Text.Extract.Boundary (Text v0.6.1)

Copy Markdown View Source

Phase 3 of the URL / email extraction pipeline: trim spurious trailing punctuation from a candidate span.

Real-world prose embeds URLs into sentences. The text "See http://example.com." should yield the URL http://example.com with the sentence-final period dropped, while "https://en.wikipedia.org/wiki/URI_(disambiguation)" should keep the closing parenthesis because it has a matching opener inside the span.

This module produces a (possibly shorter) {start, length} span by:

  1. Stripping trailing characters from a fixed punctuation set (.,;:!?'").

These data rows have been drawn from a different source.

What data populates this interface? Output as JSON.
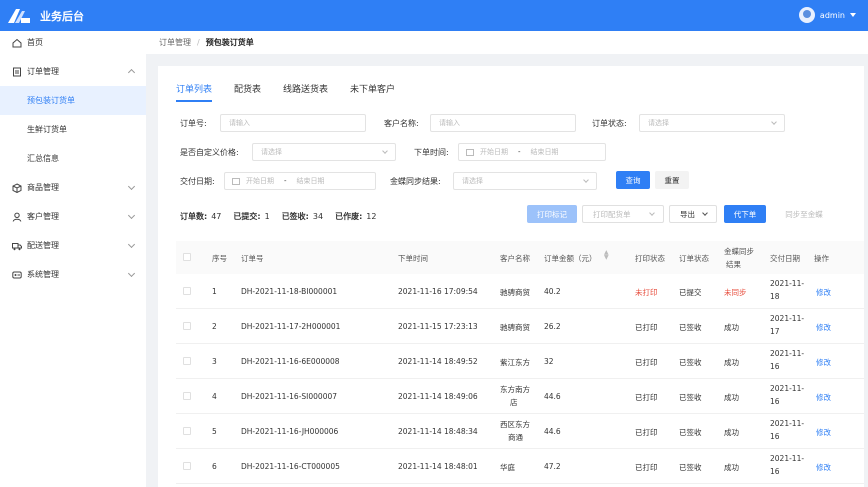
{
  "app": {
    "title": "业务后台",
    "user": "admin",
    "accent": "#2f7ff5"
  },
  "sidebar": {
    "items": [
      {
        "label": "首页",
        "icon": "home-icon"
      },
      {
        "label": "订单管理",
        "icon": "order-icon",
        "expanded": true,
        "children": [
          {
            "label": "预包装订货单",
            "active": true
          },
          {
            "label": "生鲜订货单"
          },
          {
            "label": "汇总信息"
          }
        ]
      },
      {
        "label": "商品管理",
        "icon": "box-icon"
      },
      {
        "label": "客户管理",
        "icon": "user-icon"
      },
      {
        "label": "配送管理",
        "icon": "truck-icon"
      },
      {
        "label": "系统管理",
        "icon": "system-icon"
      }
    ]
  },
  "breadcrumb": {
    "parent": "订单管理",
    "sep": "/",
    "current": "预包装订货单"
  },
  "tabs": [
    "订单列表",
    "配货表",
    "线路送货表",
    "未下单客户"
  ],
  "filters": {
    "order_no": {
      "label": "订单号:",
      "placeholder": "请输入"
    },
    "customer": {
      "label": "客户名称:",
      "placeholder": "请输入"
    },
    "status": {
      "label": "订单状态:",
      "placeholder": "请选择"
    },
    "custom_price": {
      "label": "是否自定义价格:",
      "placeholder": "请选择"
    },
    "order_time": {
      "label": "下单时间:",
      "start": "开始日期",
      "dash": "-",
      "end": "结束日期"
    },
    "delivery_date": {
      "label": "交付日期:",
      "start": "开始日期",
      "dash": "-",
      "end": "结束日期"
    },
    "sync_result": {
      "label": "金蝶同步结果:",
      "placeholder": "请选择"
    },
    "query": "查询",
    "reset": "重置"
  },
  "stats": [
    {
      "label": "订单数:",
      "value": "47"
    },
    {
      "label": "已提交:",
      "value": "1"
    },
    {
      "label": "已签收:",
      "value": "34"
    },
    {
      "label": "已作废:",
      "value": "12"
    }
  ],
  "toolbar": {
    "print_mark": "打印标记",
    "print_dispatch": "打印配货单",
    "export": "导出",
    "place_order": "代下单",
    "sync_all": "同步至金蝶"
  },
  "table": {
    "headers": {
      "seq": "序号",
      "order_no": "订单号",
      "order_time": "下单时间",
      "customer": "客户名称",
      "amount": "订单金额（元）",
      "print_status": "打印状态",
      "order_status": "订单状态",
      "sync_line1": "金蝶同步",
      "sync_line2": "结果",
      "delivery": "交付日期",
      "action": "操作"
    },
    "rows": [
      {
        "seq": "1",
        "order_no": "DH-2021-11-18-BI000001",
        "time": "2021-11-16 17:09:54",
        "customer": "驰骋商贸",
        "customer2": "",
        "amount": "40.2",
        "print": "未打印",
        "status": "已提交",
        "sync": "未同步",
        "d1": "2021-11-",
        "d2": "18",
        "action": "修改"
      },
      {
        "seq": "2",
        "order_no": "DH-2021-11-17-2H000001",
        "time": "2021-11-15 17:23:13",
        "customer": "驰骋商贸",
        "customer2": "",
        "amount": "26.2",
        "print": "已打印",
        "status": "已签收",
        "sync": "成功",
        "d1": "2021-11-",
        "d2": "17",
        "action": "修改"
      },
      {
        "seq": "3",
        "order_no": "DH-2021-11-16-6E000008",
        "time": "2021-11-14 18:49:52",
        "customer": "紫江东方",
        "customer2": "",
        "amount": "32",
        "print": "已打印",
        "status": "已签收",
        "sync": "成功",
        "d1": "2021-11-",
        "d2": "16",
        "action": "修改"
      },
      {
        "seq": "4",
        "order_no": "DH-2021-11-16-SI000007",
        "time": "2021-11-14 18:49:06",
        "customer": "东方南方",
        "customer2": "店",
        "amount": "44.6",
        "print": "已打印",
        "status": "已签收",
        "sync": "成功",
        "d1": "2021-11-",
        "d2": "16",
        "action": "修改"
      },
      {
        "seq": "5",
        "order_no": "DH-2021-11-16-JH000006",
        "time": "2021-11-14 18:48:34",
        "customer": "西区东方",
        "customer2": "商通",
        "amount": "44.6",
        "print": "已打印",
        "status": "已签收",
        "sync": "成功",
        "d1": "2021-11-",
        "d2": "16",
        "action": "修改"
      },
      {
        "seq": "6",
        "order_no": "DH-2021-11-16-CT000005",
        "time": "2021-11-14 18:48:01",
        "customer": "华庭",
        "customer2": "",
        "amount": "47.2",
        "print": "已打印",
        "status": "已签收",
        "sync": "成功",
        "d1": "2021-11-",
        "d2": "16",
        "action": "修改"
      }
    ]
  }
}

  2. Stripping trailing closing brackets (), ], }, >) that have no matching opener inside the span.

Steps repeat until no further trimming is possible.

Examples

iex> Text.Extract.Boundary.shrink("http://example.com.")
"http://example.com"

iex> Text.Extract.Boundary.shrink("http://example.com)")
"http://example.com"

iex> Text.Extract.Boundary.shrink("http://en.wikipedia.org/wiki/URI_(disambiguation)")
"http://en.wikipedia.org/wiki/URI_(disambiguation)"

iex> Text.Extract.Boundary.shrink("http://x.com/path......")
"http://x.com/path"

Summary

Functions

Trims trailing punctuation and unbalanced closers from a candidate string.

Functions

shrink(candidate)

@spec shrink(String.t()) :: String.t()

Trims trailing punctuation and unbalanced closers from a candidate string.

Arguments

Returns

  • The candidate with trailing junk removed. Never grows; only the end of the string is trimmed.